KPU Kota Batu Sosialisasi Aturan Dana Kampanye

Suasana Sosialisasi dan Bimtek LPPDK yang dilaksanakan KPU Batu di Pendopo Kecamatan Junrejo, Kamis (2/2) kemarin.

(Terlambat Serahkan LPPDK, Paslon Bisa Dicoret)
Kota Batu, Bhirawa
Para Pasangan Calon (Paslon) dalam Pemilihan Walikota- Wakil Walikota Batu 2017 dituntut segera menyerahkan Laporan Penerimaan dan Pengeluaran Dana Kampanye (LPPDK). Jika penyerahan laporan melebihi batas waktu yang ditetapkan, maka Paslon yang bersangkutan terancam dibatalkan atau dicoret sebagai Paslon. Hal ini ditegaskan KPU Kota Batu dalam Sosialisasi LPPDK yang dilaksanakan Kamis (2/2), di Pendopo Kecamatan Junrejo.
Diketahui, Laporan LPPDK dari masing-masing Paslon harus diserahan paling lambat tanggal 12 Februari 2017, pukul 18.00 WIB.
“Jika sampai paslon terlambat menyerahkan laporan maka konsekuensi terberatnya adalah dibatalkan dari pencalonan oleh KPU,”ujar Komisioner KPU Batu, Saifuddin Zuhri, Kamis (2/2).
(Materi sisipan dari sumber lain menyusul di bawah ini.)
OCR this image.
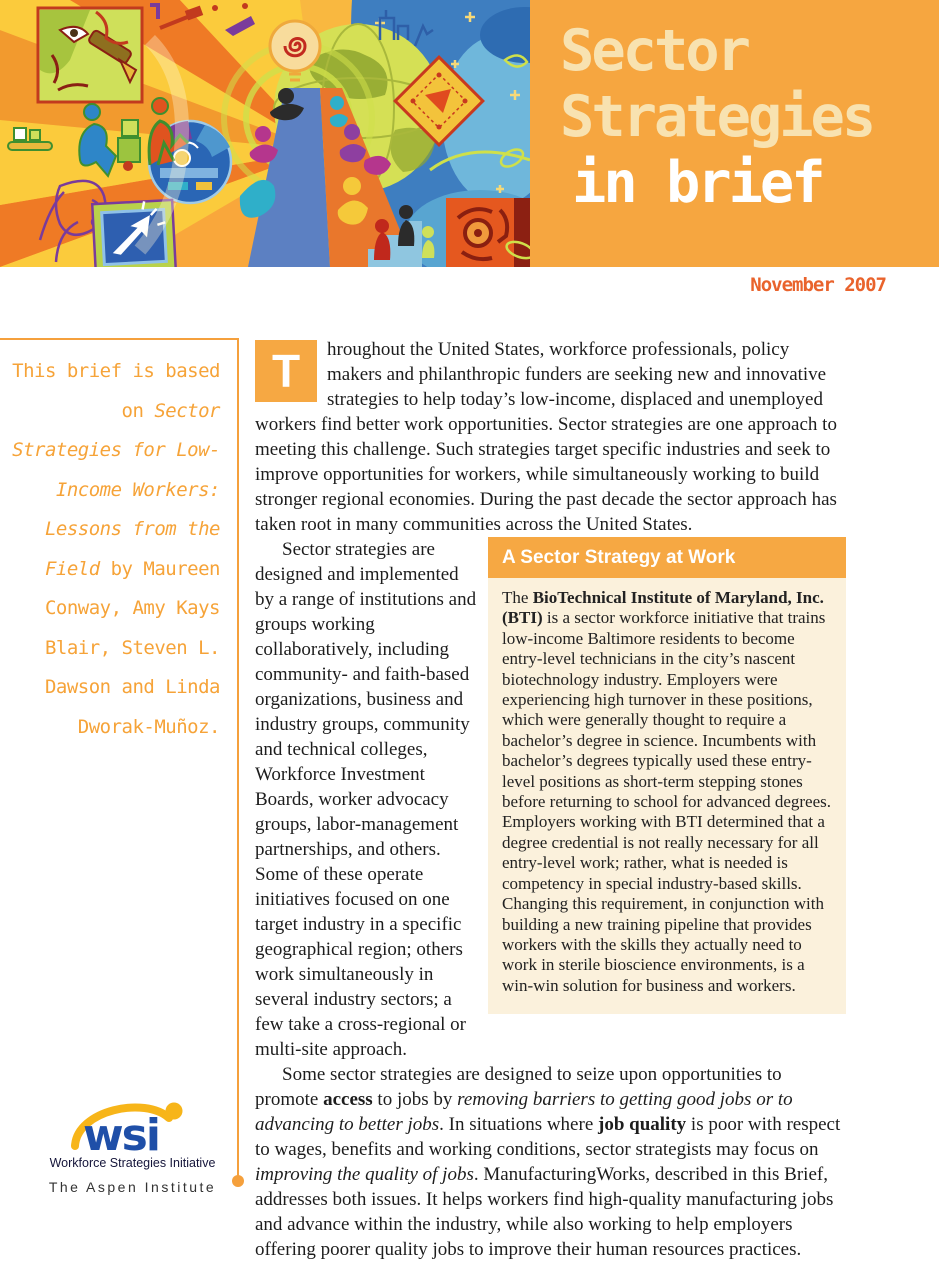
Sector
Strategies
in brief
November 2007
This brief is based on Sector Strategies for Low-Income Workers: Lessons from the Field by Maureen Conway, Amy Kays Blair, Steven L. Dawson and Linda Dworak-Muñoz.

T	hroughout the United States, workforce professionals, policy makers and philanthropic funders are seeking new and innovative strategies to help today’s low-income, displaced and unemployed workers find better work opportunities. Sector strategies are one approach to meeting this challenge. Such strategies target specific industries and seek to improve opportunities for workers, while simultaneously working to build stronger regional economies. During the past decade the sector approach has taken root in many communities across the United States.

A Sector Strategy at Work
The BioTechnical Institute of Maryland, Inc. (BTI) is a sector workforce initiative that trains low-income Baltimore residents to become entry-level technicians in the city’s nascent biotechnology industry. Employers were experiencing high turnover in these positions, which were generally thought to require a bachelor’s degree in science. Incumbents with bachelor’s degrees typically used these entry-level positions as short-term stepping stones before returning to school for advanced degrees. Employers working with BTI determined that a degree credential is not really necessary for all entry-level work; rather, what is needed is competency in special industry-based skills. Changing this requirement, in conjunction with building a new training pipeline that provides workers with the skills they actually need to work in sterile bioscience environments, is a win-win solution for business and workers.

Sector strategies are designed and implemented by a range of institutions and groups working collaboratively, including community- and faith-based organizations, business and industry groups, community and technical colleges, Workforce Investment Boards, worker advocacy groups, labor-management partnerships, and others. Some of these operate initiatives focused on one target industry in a specific geographical region; others work simultaneously in several industry sectors; a few take a cross-regional or multi-site approach.

Some sector strategies are designed to seize upon opportunities to promote access to jobs by removing barriers to getting good jobs or to advancing to better jobs. In situations where job quality is poor with respect to wages, benefits and working conditions, sector strategists may focus on improving the quality of jobs. ManufacturingWorks, described in this Brief, addresses both issues. It helps workers find high-quality manufacturing jobs and advance within the industry, while also working to help employers offering poorer quality jobs to improve their human resources practices.

wsi
Workforce Strategies Initiative
The Aspen Institute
Ia menjelaskan pembatalan Paslon tersebut tertuang dalam PKPU nomor 8 Tahun 2015 dan PKPU nomor 13 Tahun 2016. Dalam PKPU tersebut juga dijelaskan bahwa Paslon dibatasi untuk menerima sumbangan dari Parpol dan perusahaan (badan hukum). Sumbangan dibatasi Rp750 juta, serta Rp50 juta untuk sumbangan perseorangan. Dan sesuai kesepakatan, anggaran dana kampanye dibatasi sekitar Rp14,7 miliar per Paslon.
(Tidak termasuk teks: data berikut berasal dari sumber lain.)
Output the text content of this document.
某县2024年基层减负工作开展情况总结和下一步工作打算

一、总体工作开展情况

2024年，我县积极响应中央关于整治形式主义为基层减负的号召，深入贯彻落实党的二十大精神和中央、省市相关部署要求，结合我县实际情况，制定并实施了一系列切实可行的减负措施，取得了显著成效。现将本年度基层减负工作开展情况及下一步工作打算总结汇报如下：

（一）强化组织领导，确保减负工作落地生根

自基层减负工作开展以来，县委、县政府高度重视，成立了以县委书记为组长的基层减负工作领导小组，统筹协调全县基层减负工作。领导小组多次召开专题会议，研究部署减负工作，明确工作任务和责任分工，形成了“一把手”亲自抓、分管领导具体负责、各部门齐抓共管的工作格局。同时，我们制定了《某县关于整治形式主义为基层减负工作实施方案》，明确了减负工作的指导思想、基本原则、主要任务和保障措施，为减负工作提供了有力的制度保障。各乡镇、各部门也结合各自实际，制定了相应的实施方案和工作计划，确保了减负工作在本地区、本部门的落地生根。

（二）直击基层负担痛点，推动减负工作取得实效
Kemudian di PKPU nomor 13 Tahun 2016, bagi yang terlambat menyerahkan LPPDK ke KPU akan dikenakan sanksi pembatalan.
“Jadi ada dua aturan dalam PKPU yang bisa membatalkan pencalonan. Kami tidak perlu memberi peringatan lebih dulu, karena kami sudah jauh-jauh hari sosialisasi dan menyampaikan ke Paslon,” jelas Saifudin.
Ditambahkan oleh akuntan publik, Luthfi Mohammad yang menjadi narasumber dalam sosialisasi LPPDK, sebelum melakukan penyerahan laporan paslon harus betul-betul cermat. Karena yang dilaporkan dalam LPPDK ini mencakup isi dari laporan dana kampanye mulai awal. Jadi, apa yang pernah dilaporkan pada saat penyerahan laporan dana awal kampanye setelah penetapan dulu, dilanjutkan dengan penyerahan Laporan Penerimaan Sumbangan Dana Kampanye (LPSDK). Adapun LPSDK sudah diserahkan pada 20 Desember 2016 lalu.
Luthfi mengakui bahwa laporan pengeluaran dana kampanye ini, belum pernah dilakukan sebelumnya. Karena harus memuat mulai penerimaan dana awal sampai pemanfaatan Dana kampanye hari terakhir.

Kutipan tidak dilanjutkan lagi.